GCC 9 (but not <= 8 and not >= 10, including trunk) miscompiles the following piece of code. I have tested GCC 9.1 (which produces even worse code, as it assumes the const char* has only a single character) and GCC 9.2, 9.3 (explained below). I was not able to test the current GCC 9 branch. Test case: https://godbolt.org/z/jPq4h7 The Code struct holds an array of chars that is meant to be always null-terminated. A simple constructor is provided to simulate how the array should be initialized (this is a reduced real world scenario). It uses aggregate initialization in order to store the "12" string. There are two problems, probably originating from the same underlying issue: 1. Bogus -Wstringop-overflow warning saying the _buffer is unterminated, while it most certainly is (as you can see in the assembly). 2. std::strcmp call miscompiled as if _buffer == "1" (and not "12"). Switching the TEST define on line 17 into T1, T2, T3, T4 doesn't change the outcome. However, T5 and T6 fix the issue. What seems to be the difference is the copy-initialization [1] being involved in T1 and T2 (and T3, T4 "inheriting" the buggy state). T5 doesn't do copy-initialization, and T6 just copies it. [1] https://en.cppreference.com/w/cpp/language/copy_initialization
It seems that part of this issue was already reported in another bug report (though the report is about flexible array members, the comment does not reference them): https://gcc.gnu.org/bugzilla/show_bug.cgi?id=91490#c6 However, I don't see any mention of the miscompilation in the thread. Possibly the issue didn't surface in comment 6 as the tested string has only a single character (+ the terminating null character). Or strcmp is needed in order to trigger it.

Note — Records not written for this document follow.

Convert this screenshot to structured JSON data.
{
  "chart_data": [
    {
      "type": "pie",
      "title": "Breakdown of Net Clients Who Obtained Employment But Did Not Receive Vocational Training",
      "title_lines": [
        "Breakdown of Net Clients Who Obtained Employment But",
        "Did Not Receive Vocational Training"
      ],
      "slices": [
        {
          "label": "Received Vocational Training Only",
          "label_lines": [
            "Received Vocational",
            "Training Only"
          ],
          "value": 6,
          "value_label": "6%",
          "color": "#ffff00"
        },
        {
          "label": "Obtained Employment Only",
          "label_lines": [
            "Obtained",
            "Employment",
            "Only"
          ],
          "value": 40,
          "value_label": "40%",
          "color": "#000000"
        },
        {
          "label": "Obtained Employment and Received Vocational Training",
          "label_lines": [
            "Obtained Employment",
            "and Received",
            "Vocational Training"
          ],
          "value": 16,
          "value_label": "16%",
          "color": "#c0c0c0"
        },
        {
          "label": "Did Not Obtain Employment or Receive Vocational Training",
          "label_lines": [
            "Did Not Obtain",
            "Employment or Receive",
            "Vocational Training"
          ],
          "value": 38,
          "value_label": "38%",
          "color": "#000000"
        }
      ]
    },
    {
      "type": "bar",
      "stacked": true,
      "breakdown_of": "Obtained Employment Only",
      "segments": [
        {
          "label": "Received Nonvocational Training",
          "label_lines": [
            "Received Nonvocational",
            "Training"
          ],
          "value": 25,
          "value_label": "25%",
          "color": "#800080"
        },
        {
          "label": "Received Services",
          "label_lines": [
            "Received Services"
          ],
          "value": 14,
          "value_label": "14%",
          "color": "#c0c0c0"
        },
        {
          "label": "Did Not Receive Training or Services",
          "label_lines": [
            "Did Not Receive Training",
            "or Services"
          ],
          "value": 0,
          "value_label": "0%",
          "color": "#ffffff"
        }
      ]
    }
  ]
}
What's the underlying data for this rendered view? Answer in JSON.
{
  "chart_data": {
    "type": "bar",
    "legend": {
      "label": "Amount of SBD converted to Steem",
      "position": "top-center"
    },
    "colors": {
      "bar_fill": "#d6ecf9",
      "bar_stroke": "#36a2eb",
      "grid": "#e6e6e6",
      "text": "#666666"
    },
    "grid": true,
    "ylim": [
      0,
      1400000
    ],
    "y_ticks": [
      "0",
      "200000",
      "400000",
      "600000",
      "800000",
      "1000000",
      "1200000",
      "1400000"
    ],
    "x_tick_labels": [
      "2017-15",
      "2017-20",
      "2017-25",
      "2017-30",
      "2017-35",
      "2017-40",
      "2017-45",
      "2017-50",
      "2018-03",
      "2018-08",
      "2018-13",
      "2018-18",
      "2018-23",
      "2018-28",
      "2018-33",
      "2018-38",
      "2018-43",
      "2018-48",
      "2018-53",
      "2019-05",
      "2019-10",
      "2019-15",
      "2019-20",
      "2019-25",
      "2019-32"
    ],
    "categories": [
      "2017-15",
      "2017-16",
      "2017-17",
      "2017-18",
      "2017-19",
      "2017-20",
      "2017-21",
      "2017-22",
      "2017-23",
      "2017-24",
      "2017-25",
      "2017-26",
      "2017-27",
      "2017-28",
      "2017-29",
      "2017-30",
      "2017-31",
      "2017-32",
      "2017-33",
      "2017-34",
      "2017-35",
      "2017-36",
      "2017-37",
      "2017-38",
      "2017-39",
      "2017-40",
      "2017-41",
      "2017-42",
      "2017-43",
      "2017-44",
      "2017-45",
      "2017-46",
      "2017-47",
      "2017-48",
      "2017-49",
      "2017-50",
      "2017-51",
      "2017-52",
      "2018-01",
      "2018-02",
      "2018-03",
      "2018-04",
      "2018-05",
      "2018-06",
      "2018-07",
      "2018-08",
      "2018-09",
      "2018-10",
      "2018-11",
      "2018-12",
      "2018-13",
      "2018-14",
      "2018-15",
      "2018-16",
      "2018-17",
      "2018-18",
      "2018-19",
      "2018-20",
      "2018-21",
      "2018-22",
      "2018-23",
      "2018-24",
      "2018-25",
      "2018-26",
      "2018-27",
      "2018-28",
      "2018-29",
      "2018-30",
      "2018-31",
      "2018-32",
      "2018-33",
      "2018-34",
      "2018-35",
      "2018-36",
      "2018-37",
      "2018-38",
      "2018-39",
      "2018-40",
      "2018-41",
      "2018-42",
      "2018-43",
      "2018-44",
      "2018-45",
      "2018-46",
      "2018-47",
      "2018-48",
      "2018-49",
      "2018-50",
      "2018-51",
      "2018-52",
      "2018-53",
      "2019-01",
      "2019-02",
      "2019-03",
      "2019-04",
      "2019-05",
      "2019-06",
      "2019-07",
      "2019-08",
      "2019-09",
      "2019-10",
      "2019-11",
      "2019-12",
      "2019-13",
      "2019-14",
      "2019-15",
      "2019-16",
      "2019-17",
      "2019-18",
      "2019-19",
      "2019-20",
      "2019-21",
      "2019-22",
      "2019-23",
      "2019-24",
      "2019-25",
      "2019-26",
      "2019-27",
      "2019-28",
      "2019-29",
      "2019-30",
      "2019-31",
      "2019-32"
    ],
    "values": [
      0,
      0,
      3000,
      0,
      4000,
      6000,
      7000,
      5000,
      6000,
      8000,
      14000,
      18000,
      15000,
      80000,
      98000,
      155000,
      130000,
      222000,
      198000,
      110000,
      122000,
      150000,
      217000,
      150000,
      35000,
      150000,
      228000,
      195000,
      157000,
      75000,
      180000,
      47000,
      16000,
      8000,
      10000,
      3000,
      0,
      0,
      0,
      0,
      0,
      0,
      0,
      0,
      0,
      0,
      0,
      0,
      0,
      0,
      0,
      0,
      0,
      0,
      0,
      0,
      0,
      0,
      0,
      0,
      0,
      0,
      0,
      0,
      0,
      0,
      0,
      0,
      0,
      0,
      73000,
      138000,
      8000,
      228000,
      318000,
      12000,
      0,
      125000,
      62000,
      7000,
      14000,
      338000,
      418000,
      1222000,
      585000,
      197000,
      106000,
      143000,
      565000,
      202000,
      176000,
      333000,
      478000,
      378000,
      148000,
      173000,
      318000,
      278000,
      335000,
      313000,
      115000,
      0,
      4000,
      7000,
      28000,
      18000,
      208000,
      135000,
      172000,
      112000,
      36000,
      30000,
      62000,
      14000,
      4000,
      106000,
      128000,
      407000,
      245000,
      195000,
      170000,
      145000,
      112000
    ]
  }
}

Testcase: #include <cstring> struct Code { constexpr Code(int) noexcept : _buffer{'1', '2', '\0'} {} char _buffer[3]; }; const Code T1 = {1}; const Code T2 = Code{1}; const Code T3 = T1; const Code T4 = T2; const Code T5{1}; const Code T6 = T5; #define TEST T1 int foo(const char* x) { return std::strcmp(TEST._buffer, x); } size_t bar() { return std::strlen(TEST._buffer); }
Fixed in GCC 9.4.0, most likely by the patch which fixed PR 91914.